ChemBio Spotlight Week 3
Getting to the Heart of the Matter: The role of PKA in Plin5 regulated lipolysis in cardiac muscle
Lipid Droplets (LD) are cellular organelles present across many organisms. LDs play a crucial roll by storing triglycerides as an energy source for the cell and participating in a variety of cellular processes such as the generation of signaling molecules. Lipid mobilization from LDs is regulated by the association and phosphorylation of peripilin proteins which recruit and release lipases and cofactors necessary for triglyceride catabolism to the LD surface. LDs in adipose tissue, where triglycerides are frequently stored, are known to be under the regulation of peripilin 1 which is phosphorylated by protein kinase A (PKA), but there have been very few studies done on the regulation of peripilin 5 and LDs in cardiac muscle (CM). In CM the energy demand is continuously high and fatty acids are frequently lipolysed from LDs to meet this demand. An inability to break down cardiac LDs due to a lack of adipose triglyceride lipase (ATGL) or an overexpression of cardiac specific peripilin 5 (CM-Plin5) causes abnormal retention of lipids in the cell (a condition known as steatosis). However, there is a discrepancy in the effect of this cardiac steatosis that is not yet understood: in individuals lacking ATGL, steatosis results in heart dysfunction and shortened life span, but individuals with steatosis due to lack of CM-Plin5 have heart function and life spans compatible with individuals lacking steatosis entirely. Pollak et al. hypothesized that cardiac lipolysis was not constantly inhibited by cardiac Plin5 overexpression, as is the case for individuals lacking ATGL, but instead was somehow regulated. They sought to determine the currently unknown impact of PKA on the regulation of Plin5 as a potential explanation for this incomplete lipolytic barrier.
Several experiments get at the heart of their findings. An increase in cardiac triglyceride levels in CM-Plin5 transgenic mice in both fasted and non-fasted states as compared to wild type (WT) mice indicates that the overexpression of CM-Plin5 is causing the increased triglyceride level, rather than diet. Immunoblot and densitometric analysis of Plin5 protein levels in heart homogenates from fasted and non-fasted mice reveal no significant difference in the test groups, indicating that cardiac triglyceride breakdown is not controlled by CM-Plin5 protein expression levels. Incubation of CM-Plin5 and AGTL-deficient cardiac tissue with and without PKA displays a marked increase in fatty acid (FA) release from Plin5-enriched LDs as compared to the AGTL-deficient cardiac tissue, indicating that PKA incubation decreases the lipolytic barrier caused by Plin5 overexpression. Similar experiments in mouse models display consistent results. The authors show that PKA is active by examining immunoblot analysis in vitro in cardiac tissues and in vivo in mouse models which both display increased levels of phosphorylated versus non-phosphorylated hormone-sensitive lipase (HSL). The authors investigate Ser155 as a possible PKA phosphorylation site on Plin5 by performing a single amino acid mutation at the suspected phosphorylation site and observing a decrease in induced FA release as compared to non-mutated Plin5. Finally, the authors investigate literature suggestions that Plin5 overexpression may promote association of LDs and the mitochondria by measuring FAO in mitochondria and mitochondrial LD content from various CM-Plin5 mice and find that the mitochondria display increased content and impaired FAO capacity. The authors propose a mechanism for PKA phosphorylation regulation of TG breakdown from Plin5 LDs where a rise in cAMP activates PKA which phosphorylates Plin5 at Ser155, releasing CGI-58 which stimulates the hydrolytic activity of ATGL (Figure 7, Stimulated). This is in contrast to the LD in a basal, non-fasted state where cAMP is never elevated and Plin5 does not get phosphorylated (Figure 7, Basal).

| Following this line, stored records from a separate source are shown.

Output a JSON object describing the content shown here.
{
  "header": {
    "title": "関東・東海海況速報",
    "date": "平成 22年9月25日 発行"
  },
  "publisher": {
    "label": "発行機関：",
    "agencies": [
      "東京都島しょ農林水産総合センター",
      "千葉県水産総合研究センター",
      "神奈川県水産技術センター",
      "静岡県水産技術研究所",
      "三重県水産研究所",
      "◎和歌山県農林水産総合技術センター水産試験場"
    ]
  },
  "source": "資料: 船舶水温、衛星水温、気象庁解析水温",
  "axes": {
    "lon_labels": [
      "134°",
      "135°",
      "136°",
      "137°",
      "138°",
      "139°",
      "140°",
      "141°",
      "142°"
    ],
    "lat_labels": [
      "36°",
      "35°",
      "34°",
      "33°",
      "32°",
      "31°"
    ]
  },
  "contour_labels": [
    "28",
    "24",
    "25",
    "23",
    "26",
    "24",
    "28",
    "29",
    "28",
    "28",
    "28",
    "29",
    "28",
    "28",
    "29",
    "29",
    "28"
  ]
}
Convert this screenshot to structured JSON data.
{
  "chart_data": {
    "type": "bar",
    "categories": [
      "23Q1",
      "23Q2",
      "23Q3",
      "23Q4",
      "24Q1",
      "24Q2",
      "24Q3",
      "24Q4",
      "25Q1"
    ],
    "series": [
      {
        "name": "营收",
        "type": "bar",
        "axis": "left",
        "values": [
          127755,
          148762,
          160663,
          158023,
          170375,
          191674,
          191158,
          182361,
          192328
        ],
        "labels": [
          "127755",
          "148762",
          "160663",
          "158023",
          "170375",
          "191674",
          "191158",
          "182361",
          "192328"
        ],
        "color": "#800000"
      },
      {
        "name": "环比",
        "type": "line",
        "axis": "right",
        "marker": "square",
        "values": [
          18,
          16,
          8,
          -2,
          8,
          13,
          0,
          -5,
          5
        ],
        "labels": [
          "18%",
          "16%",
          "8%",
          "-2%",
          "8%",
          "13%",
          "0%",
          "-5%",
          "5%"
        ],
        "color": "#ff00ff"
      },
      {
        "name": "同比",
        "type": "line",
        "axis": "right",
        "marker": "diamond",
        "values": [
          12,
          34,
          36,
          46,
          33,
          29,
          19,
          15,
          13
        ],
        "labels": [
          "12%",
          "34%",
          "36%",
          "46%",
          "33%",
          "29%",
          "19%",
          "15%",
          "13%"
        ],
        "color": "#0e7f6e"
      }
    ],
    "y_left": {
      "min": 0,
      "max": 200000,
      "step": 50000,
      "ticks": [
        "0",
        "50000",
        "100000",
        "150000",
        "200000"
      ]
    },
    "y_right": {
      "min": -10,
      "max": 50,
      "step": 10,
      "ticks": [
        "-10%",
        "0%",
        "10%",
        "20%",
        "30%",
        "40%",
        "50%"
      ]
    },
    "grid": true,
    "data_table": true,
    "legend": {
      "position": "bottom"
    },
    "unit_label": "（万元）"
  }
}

Although it was previously known that Plin5 played some role in cardiac muscle LD lipolysis, Pollak et al. provides evidence for the role of PKA phosphorylation of Plin5 at Ser155 in the regulation of cardiac lipolysis and explains the discrepancy with cardiac steatosis and normal heart health and life span in individuals with Plin5 overexpression. In the future, investigation of other potential PKA phosphorylation sites on Plin5 and uncovering other molecules potentially at play in the regulation of cardiac LD lipolysis will be of primary interest.